Node: IPC can freeze the process

Created on 11 Jul 2016 · 19Comments · Source: nodejs/node

Since we upgraded our app from 0.10.38 to v6, we experienced a lot of problem with IPC messaging.

Essentially, we have a web application with a few workers to handle all the requests. The workers contains caches to speed up the request and theses caches are synchronized between process with IPC messaging. We were also using log4js as a logging library with the clustered appender that uses IPC to send all child logs back to the master to have a single process handling the logs.

All was working fine under 0.10.38, but when we upgraded to 6.0.0 (and then 6.2.0) our app kept crashing under various circumstances

We soon realized that if we send too much data (or too fast) through IPC, that it was freezing our application.

We began refactoring our entire app to use IPC to the strict minimum.

We created a custom logging process that receive logs by TCP instead of IPC
We refactored our entire master/worker process so the workers could load all the information on their own and restrict IPC messages to only "trigger" messages instead of sending all the data.

All thoses changes are good for our application, since it reduced dependencies from master/worker and did a better separation of responsibilities, but I still see it as a flaw in Node.JS since the IPC is a fairly simple communication mechanism to exchange information between workers, but it seems so fragile now that we are afraid of using it.

I attached a simple script that reproduce the problem.

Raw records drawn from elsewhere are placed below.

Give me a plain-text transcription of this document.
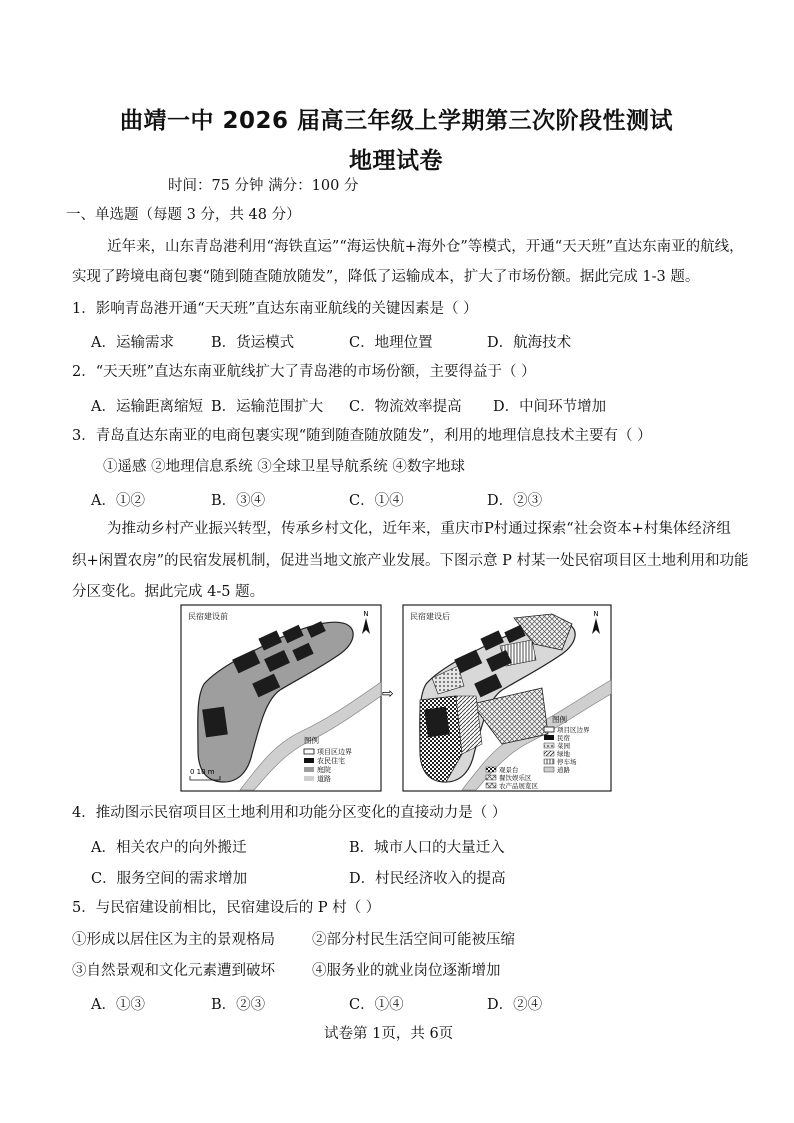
曲靖一中 2026 届高三年级上学期第三次阶段性测试
地理试卷
时间：75 分钟 满分：100 分
一、单选题（每题 3 分，共 48 分）
近年来，山东青岛港利用“海铁直运”“海运快航+海外仓”等模式，开通“天天班”直达东南亚的航线，
实现了跨境电商包裹“随到随查随放随发”，降低了运输成本，扩大了市场份额。据此完成 1-3 题。
1．影响青岛港开通“天天班”直达东南亚航线的关键因素是（ ）
A．运输需求	B．货运模式	C．地理位置	D．航海技术
2．“天天班”直达东南亚航线扩大了青岛港的市场份额，主要得益于（ ）
A．运输距离缩短 B．运输范围扩大 C．物流效率提高 D．中间环节增加
3．青岛直达东南亚的电商包裹实现“随到随查随放随发”，利用的地理信息技术主要有（ ）
①遥感 ②地理信息系统 ③全球卫星导航系统 ④数字地球
A．①②	B．③④	C．①④	D．②③
为推动乡村产业振兴转型，传承乡村文化，近年来，重庆市P村通过探索“社会资本+村集体经济组
织+闲置农房”的民宿发展机制，促进当地文旅产业发展。下图示意 P 村某一处民宿项目区土地利用和功能
分区变化。据此完成 4-5 题。
民宿建设前	N
图例
项目区边界
农民住宅
庭院
道路
0 10 m
⇨
民宿建设后	N
图例
项目区边界
民宿
菜园
绿地
停车场
道路
观景台
餐饮娱乐区
农产品展览区
4．推动图示民宿项目区土地利用和功能分区变化的直接动力是（ ）
A．相关农户的向外搬迁	B．城市人口的大量迁入
C．服务空间的需求增加	D．村民经济收入的提高
5．与民宿建设前相比，民宿建设后的 P 村（ ）
①形成以居住区为主的景观格局	②部分村民生活空间可能被压缩
③自然景观和文化元素遭到破坏	④服务业的就业岗位逐渐增加
A．①③	B．②③	C．①④	D．②④
试卷第 1页，共 6页
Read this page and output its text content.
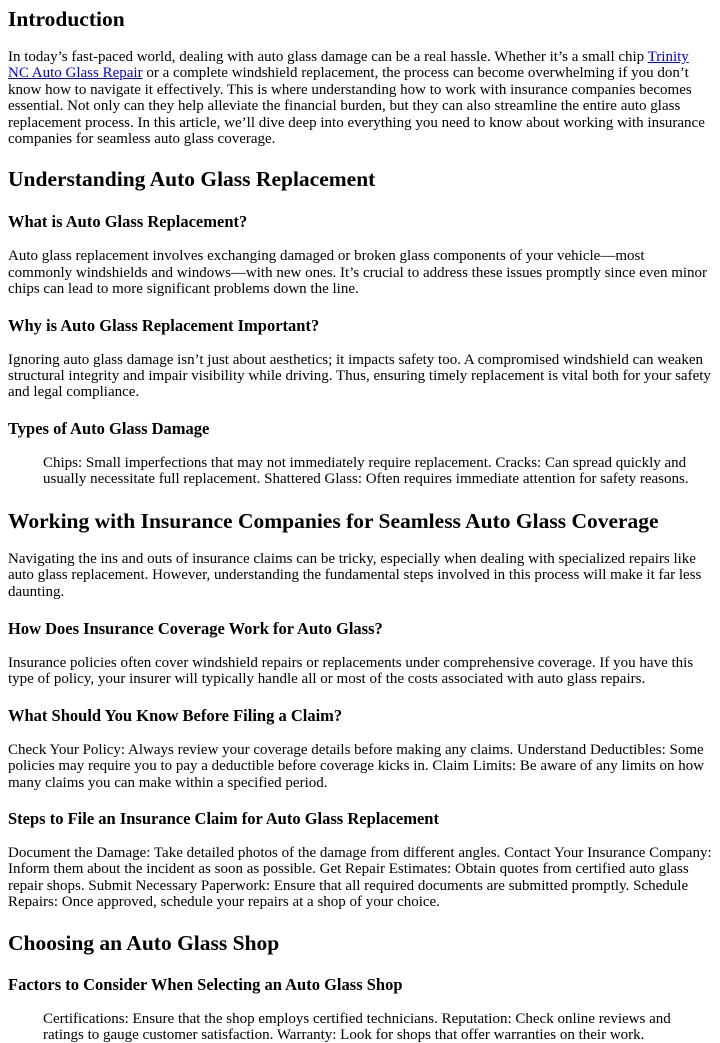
Introduction

In today’s fast-paced world, dealing with auto glass damage can be a real hassle. Whether it’s a small chip Trinity NC Auto Glass Repair or a complete windshield replacement, the process can become overwhelming if you don’t know how to navigate it effectively. This is where understanding how to work with insurance companies becomes essential. Not only can they help alleviate the financial burden, but they can also streamline the entire auto glass replacement process. In this article, we’ll dive deep into everything you need to know about working with insurance companies for seamless auto glass coverage.

Understanding Auto Glass Replacement
What is Auto Glass Replacement?

Auto glass replacement involves exchanging damaged or broken glass components of your vehicle—most commonly windshields and windows—with new ones. It’s crucial to address these issues promptly since even minor chips can lead to more significant problems down the line.

Why is Auto Glass Replacement Important?

Ignoring auto glass damage isn’t just about aesthetics; it impacts safety too. A compromised windshield can weaken structural integrity and impair visibility while driving. Thus, ensuring timely replacement is vital both for your safety and legal compliance.

Types of Auto Glass Damage

Chips: Small imperfections that may not immediately require replacement. Cracks: Can spread quickly and usually necessitate full replacement. Shattered Glass: Often requires immediate attention for safety reasons.

Working with Insurance Companies for Seamless Auto Glass Coverage

Navigating the ins and outs of insurance claims can be tricky, especially when dealing with specialized repairs like auto glass replacement. However, understanding the fundamental steps involved in this process will make it far less daunting.

How Does Insurance Coverage Work for Auto Glass?

Insurance policies often cover windshield repairs or replacements under comprehensive coverage. If you have this type of policy, your insurer will typically handle all or most of the costs associated with auto glass repairs.

What Should You Know Before Filing a Claim?

Check Your Policy: Always review your coverage details before making any claims. Understand Deductibles: Some policies may require you to pay a deductible before coverage kicks in. Claim Limits: Be aware of any limits on how many claims you can make within a specified period.

Steps to File an Insurance Claim for Auto Glass Replacement

Document the Damage: Take detailed photos of the damage from different angles. Contact Your Insurance Company: Inform them about the incident as soon as possible. Get Repair Estimates: Obtain quotes from certified auto glass repair shops. Submit Necessary Paperwork: Ensure that all required documents are submitted promptly. Schedule Repairs: Once approved, schedule your repairs at a shop of your choice.

Choosing an Auto Glass Shop
Factors to Consider When Selecting an Auto Glass Shop

Certifications: Ensure that the shop employs certified technicians. Reputation: Check online reviews and ratings to gauge customer satisfaction. Warranty: Look for shops that offer warranties on their work.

It is not a real scenario, just a test case I created to reproduce the problem of the application that stop responding.

ipc_test_scripts.zip

On my laptop, the app crash at startup (or before the first log) with 5 forks (maybe because I have 4 physical core)

At first I tested with 3 workers and It froze after 5-10 minutes (all process CPU go down to 0 and there's no more log output)

If I remove the "bacon ipsum" from the worker message, it works (might freeze after a while)
If I increase the message interval from 1ms to 10ms, it works (might freeze after a while)
If I spawn only 4 workers it works (will probably freeze after 5-10 minutes)

If I execute it with 0.10.38 it works (as long as I ran it)

So if you play with the timings, size of messages and/or number of forks, you should be able to reproduce the problem.

One thing I observed is that the IPC messaging seem to have improve in performance big time from 0.10 to 6. If i run the test with 3 workers for 10 seconds with 0.10.38 the master only handle 1902 messages and in comparison with 6.3.0, in the same 10 seconds, the master handles 25514 messages.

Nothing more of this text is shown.